Department of Gastrointestinal Oncology, The Netherlands Cancer Institute, Amsterdam, the Netherlands.
Department of Public Health, Erasmus University Medical Center, Rotterdam, the Netherlands.
Cancer Epidemiol Biomarkers Prev. 2022 Dec 5;31(12):2157-2168. doi: 10.1158/1055-9965.EPI-22-0019.
Hodgkin lymphoma survivors treated with infradiaphragmatic radiotherapy (IRT) and/or procarbazine have an increased risk of developing colorectal cancer. We investigated the cost-effectiveness of colorectal cancer surveillance in Dutch Hodgkin lymphoma survivors to determine the optimal surveillance strategy for different Hodgkin lymphoma subgroups.
The Microsimulation Screening Analysis-Colon model was adjusted to reflect colorectal cancer and other-cause mortality risk in Hodgkin lymphoma survivors. Ninety colorectal cancer surveillance strategies were evaluated varying in starting and stopping age, interval, and modality [colonoscopy, fecal immunochemical test (FIT, OC-Sensor; cutoffs: 10/20/47 μg Hb/g feces), and multi-target stool DNA test (Cologuard)]. Analyses were also stratified per primary treatment (IRT and procarbazine or procarbazine without IRT). Colorectal cancer deaths averted (compared with no surveillance) and incremental cost-effectiveness ratios (ICER) were primary outcomes. The optimal surveillance strategy was identified assuming a willingness-to-pay threshold of €20,000 per life-years gained (LYG).

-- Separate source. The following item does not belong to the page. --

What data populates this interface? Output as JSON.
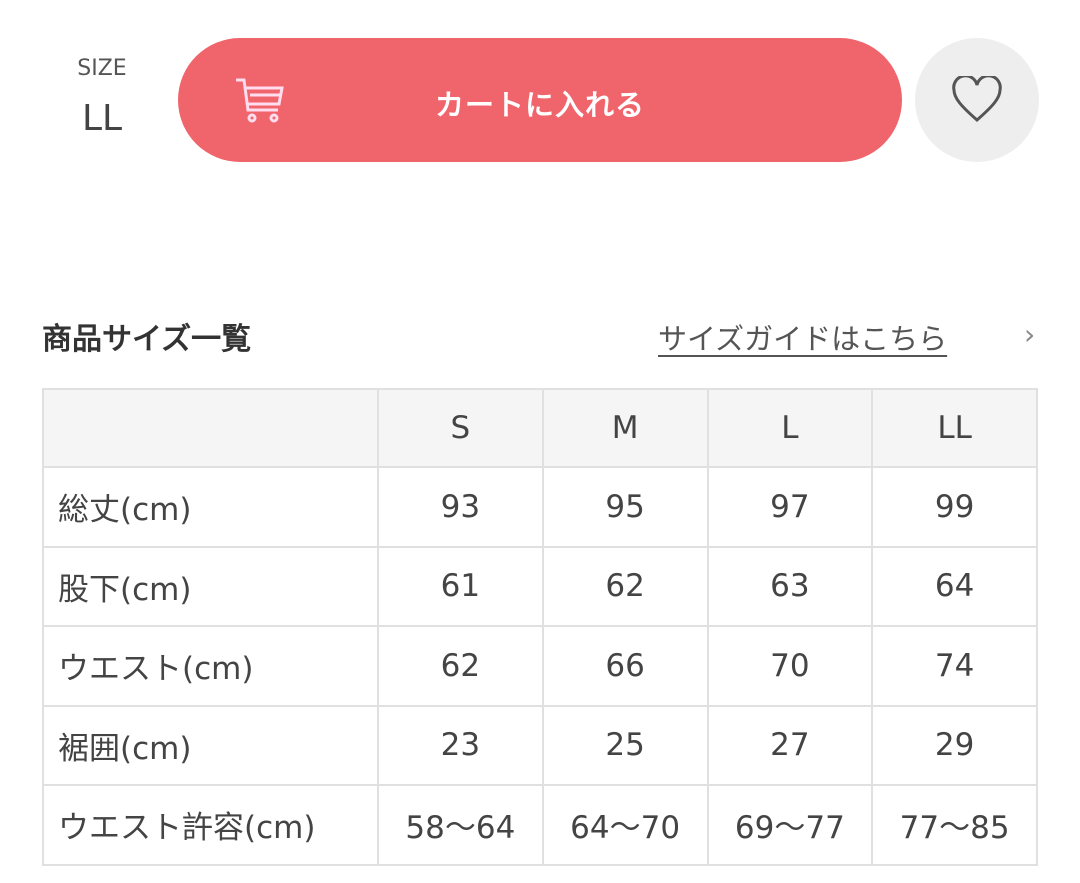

Overall, the optimal surveillance strategy was annual FIT (47 μg) from age 45 to 70 years, which might avert 70% of colorectal cancer deaths in Hodgkin lymphoma survivors (compared with no surveillance; ICER:€18,000/LYG). The optimal surveillance strategy in Hodgkin lymphoma survivors treated with procarbazine without IRT was biennial FIT (47 μg) from age 45 to 70 years (colorectal cancer mortality averted 56%; ICER:€15,000/LYG), and when treated with IRT and procarbazine, annual FIT (47 μg) surveillance from age 40 to 70 was most cost-effective (colorectal cancer mortality averted 75%; ICER:€13,000/LYG).
Colorectal cancer surveillance in Hodgkin lymphoma survivors is cost-effective and should commence earlier than screening occurs in population screening programs. For all subgroups, FIT surveillance was the most cost-effective strategy.
Colorectal cancer surveillance should be implemented in Hodgkin lymphoma survivors.
接受盆腔放疗(IRT)和/或洛莫司汀治疗的霍奇金淋巴瘤幸存者患结直肠癌的风险增加。我们研究了荷兰霍奇金淋巴瘤幸存者结直肠癌监测的成本效益,以确定不同霍奇金淋巴瘤亚组的最佳监测策略。
调整了 MicroScreening Screening Analysis-Colon 模型,以反映霍奇金淋巴瘤幸存者的结直肠癌和其他原因死亡率风险。评估了 90 种结直肠癌监测策略,这些策略在起始和停止年龄、间隔和方式(结肠镜检查、粪便免疫化学试验(FIT,OC-Sensor;截止值:10/20/47 μg Hb/g 粪便)和多靶标粪便 DNA 试验(Cologuard))方面有所不同。分析还按主要治疗(IRT 和洛莫司汀或无 IRT 的洛莫司汀)进行分层。主要结果是避免的结直肠癌死亡(与无监测相比)和增量成本效益比(ICER)。假设每获得一个生命年(LYG)的意愿支付阈值为 20,000 欧元,确定了最佳监测策略。
总体而言,最佳监测策略是 45 岁至 70 岁时每年进行 FIT(47μg),这可能会使霍奇金淋巴瘤幸存者的结直肠癌死亡人数减少 70%(与无监测相比;ICER:每获得一个 LYG 的成本为 18,000 欧元)。未接受 IRT 治疗的洛莫司汀治疗的霍奇金淋巴瘤幸存者的最佳监测策略是 45 岁至 70 岁时每两年进行一次 FIT(47μg)(结直肠癌死亡率降低 56%;ICER:每获得一个 LYG 的成本为 15,000 欧元),而接受 IRT 和洛莫司汀治疗的患者,40 岁至 70 岁时每年进行一次 FIT(47μg)监测是最具成本效益的策略(结直肠癌死亡率降低 75%;ICER:每获得一个 LYG 的成本为 13,000 欧元)。
霍奇金淋巴瘤幸存者的结直肠癌监测具有成本效益,应早于人群筛查计划中的筛查开始。对于所有亚组,FIT 监测都是最具成本效益的策略。
应在霍奇金淋巴瘤幸存者中实施结直肠癌监测。